Clin Gastroenterol Hepatol. 2021 Oct;19(10):2015-2019. doi: 10.1016/j.cgh.2020.05.024. Epub 2020 May 20.
Medical innovation and ethical dilemmas are intertwined in gastroenterology and hepatology. This narrative review explores direct-acting antiviral (DAA) therapy for hepatitis C virus (HCV) as a touchstone example of how medical innovation breeds ethical dilemmas. A few quandaries-informed consent as well as informed deferral during the first wave of DAA approvals, sobriety restrictions from payors, and high DAA costs for patients-are addressed through the lens of the foundational principles of clinical medical ethics: autonomy, beneficence, non-maleficence, justice, and utility. By placing these issues within a medical ethics framework, we hope not only to focus on the solutions that the gastroenterology and hepatology community developed in the advent of DAA therapy, but to highlight an ethical paradigm that can be applied to similar dilemmas that will be faced as new therapies for other gastrointestinal diseases are approved.
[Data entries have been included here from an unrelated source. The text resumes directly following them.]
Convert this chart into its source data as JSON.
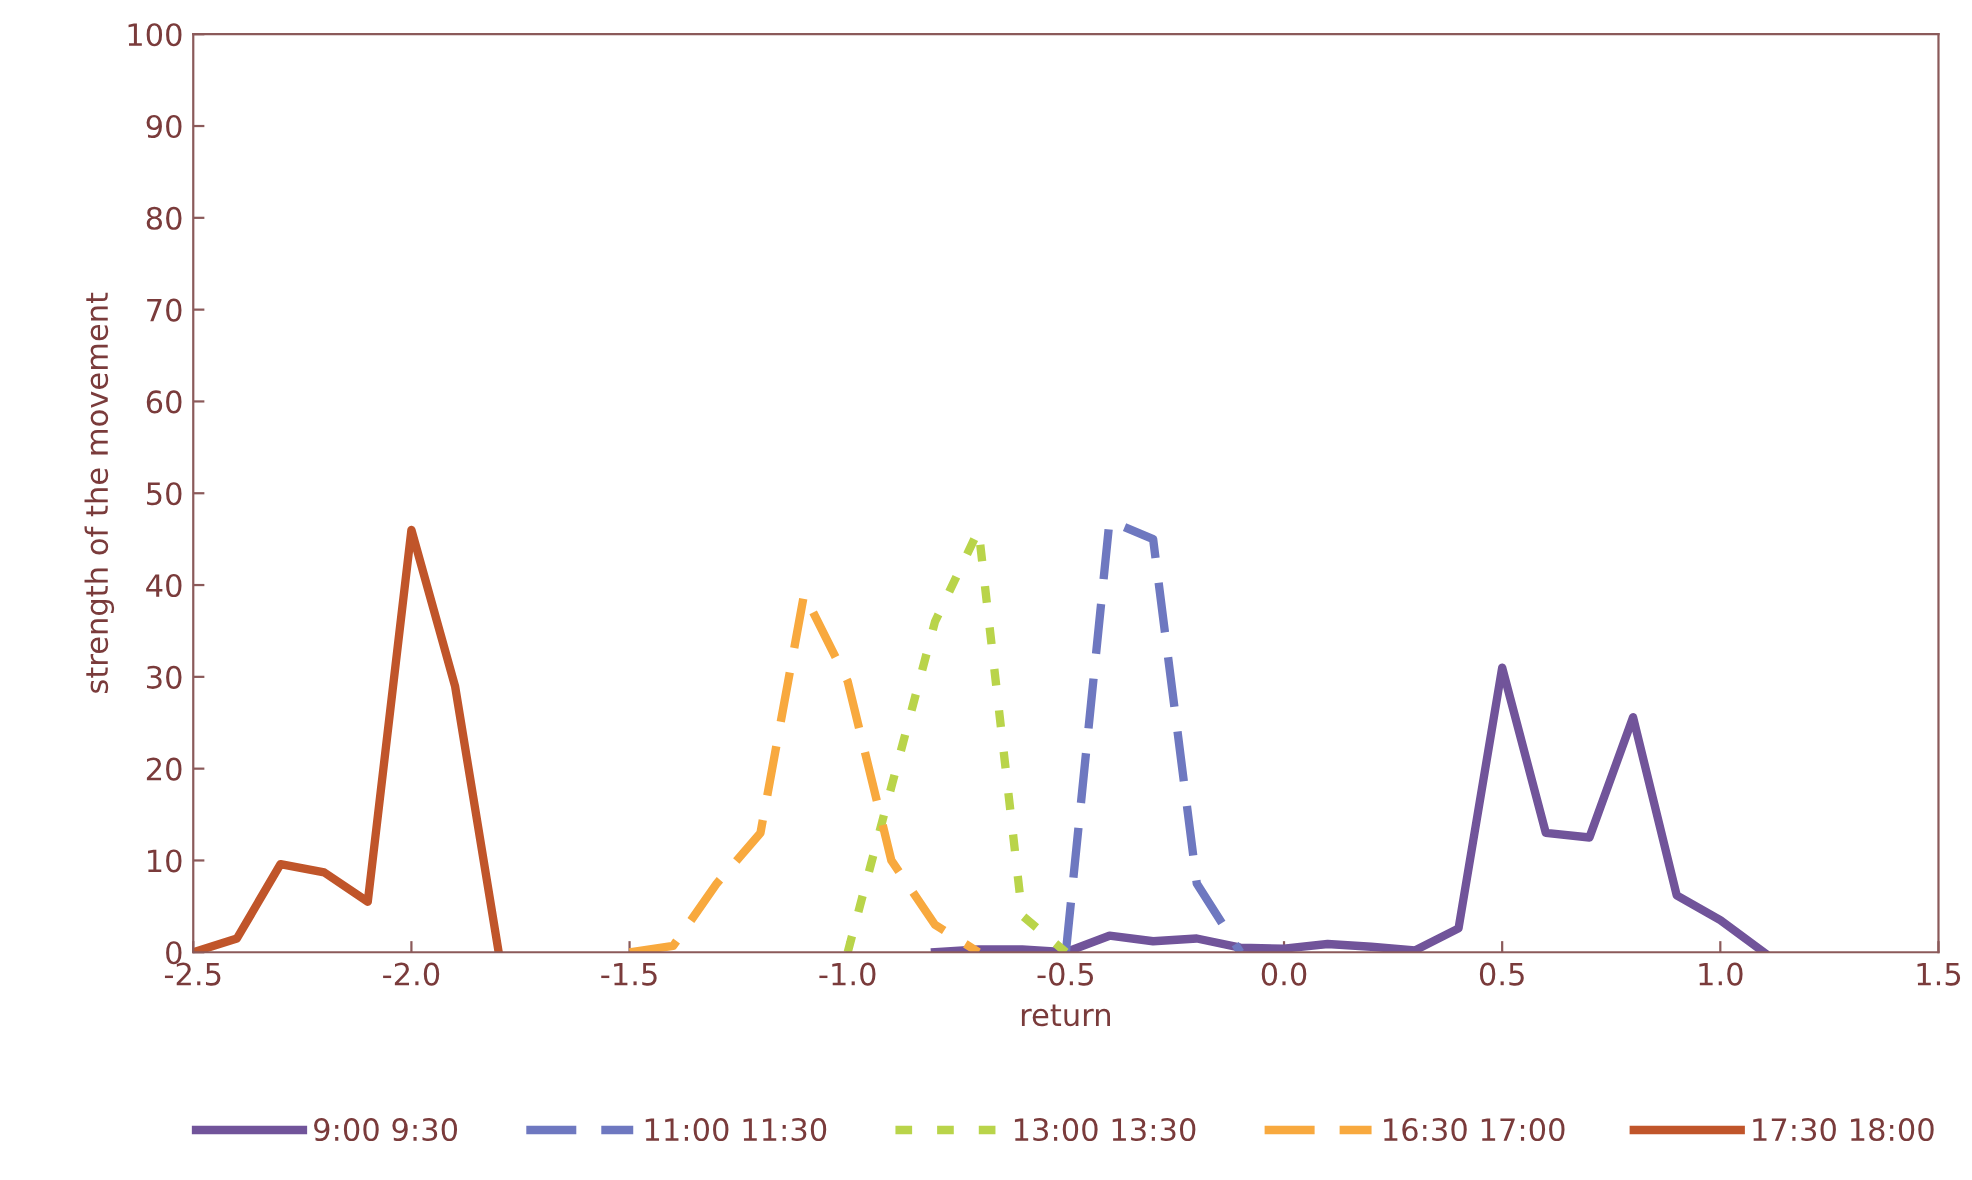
{
  "chart_data": {
    "type": "line",
    "xlabel": "return",
    "ylabel": "strength of the movement",
    "xlim": [
      -2.5,
      1.5
    ],
    "xticks": [
      {
        "value": -2.5,
        "label": "-2.5"
      },
      {
        "value": -2.0,
        "label": "-2.0"
      },
      {
        "value": -1.5,
        "label": "-1.5"
      },
      {
        "value": -1.0,
        "label": "-1.0"
      },
      {
        "value": -0.5,
        "label": "-0.5"
      },
      {
        "value": 0.0,
        "label": "0.0"
      },
      {
        "value": 0.5,
        "label": "0.5"
      },
      {
        "value": 1.0,
        "label": "1.0"
      },
      {
        "value": 1.5,
        "label": "1.5"
      }
    ],
    "ylim": [
      0,
      100
    ],
    "yticks": [
      0,
      10,
      20,
      30,
      40,
      50,
      60,
      70,
      80,
      90,
      100
    ],
    "grid": false,
    "legend": "bottom",
    "marker": "none",
    "series": [
      {
        "name": "9:00 9:30",
        "color": "#71549a",
        "line_style": "solid",
        "x": [
          -0.8,
          -0.7,
          -0.6,
          -0.5,
          -0.4,
          -0.3,
          -0.2,
          -0.1,
          0.0,
          0.1,
          0.2,
          0.3,
          0.4,
          0.5,
          0.6,
          0.7,
          0.8,
          0.9,
          1.0,
          1.1
        ],
        "values": [
          0,
          0.3,
          0.3,
          0,
          1.8,
          1.2,
          1.5,
          0.5,
          0.4,
          0.9,
          0.6,
          0.2,
          2.6,
          31,
          13,
          12.5,
          25.6,
          6.2,
          3.5,
          0
        ]
      },
      {
        "name": "11:00 11:30",
        "color": "#6e78c0",
        "line_style": "dashed",
        "x": [
          -0.5,
          -0.4,
          -0.3,
          -0.2,
          -0.1
        ],
        "values": [
          0,
          47,
          45,
          7.5,
          0
        ]
      },
      {
        "name": "13:00 13:30",
        "color": "#b9d44a",
        "line_style": "dotted",
        "x": [
          -1.0,
          -0.9,
          -0.8,
          -0.7,
          -0.6,
          -0.5
        ],
        "values": [
          0,
          18,
          36,
          46,
          4,
          0
        ]
      },
      {
        "name": "16:30 17:00",
        "color": "#f8a93e",
        "line_style": "dashed",
        "x": [
          -1.5,
          -1.4,
          -1.3,
          -1.2,
          -1.1,
          -1.0,
          -0.9,
          -0.8,
          -0.7
        ],
        "values": [
          0,
          0.7,
          7.5,
          13,
          39,
          29.5,
          10,
          3,
          0
        ]
      },
      {
        "name": "17:30 18:00",
        "color": "#c0552a",
        "line_style": "solid",
        "x": [
          -2.5,
          -2.4,
          -2.3,
          -2.2,
          -2.1,
          -2.0,
          -1.9,
          -1.8
        ],
        "values": [
          0,
          1.5,
          9.6,
          8.7,
          5.5,
          46,
          29,
          0
        ]
      }
    ]
  }
}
医学创新与伦理困境在胃肠病学和肝脏病学中相互交织。本叙事综述以直接作用抗病毒(DAA)疗法治疗丙型肝炎病毒(HCV)为例,探讨了医学创新如何引发伦理困境。一些难题——包括 DAA 获批的第一波浪潮中的知情同意和知情推迟、支付方的清醒限制以及患者的高 DAA 费用——通过临床医学伦理的基本原则(自主性、善行、不伤害、公正和效用)来解决。通过将这些问题置于医学伦理框架内,我们不仅希望关注胃肠病学和肝脏病学领域在 DAA 治疗出现时所制定的解决方案,而且还希望强调一种伦理范式,该范式可应用于随着其他胃肠道疾病治疗方法的获批而面临的类似困境。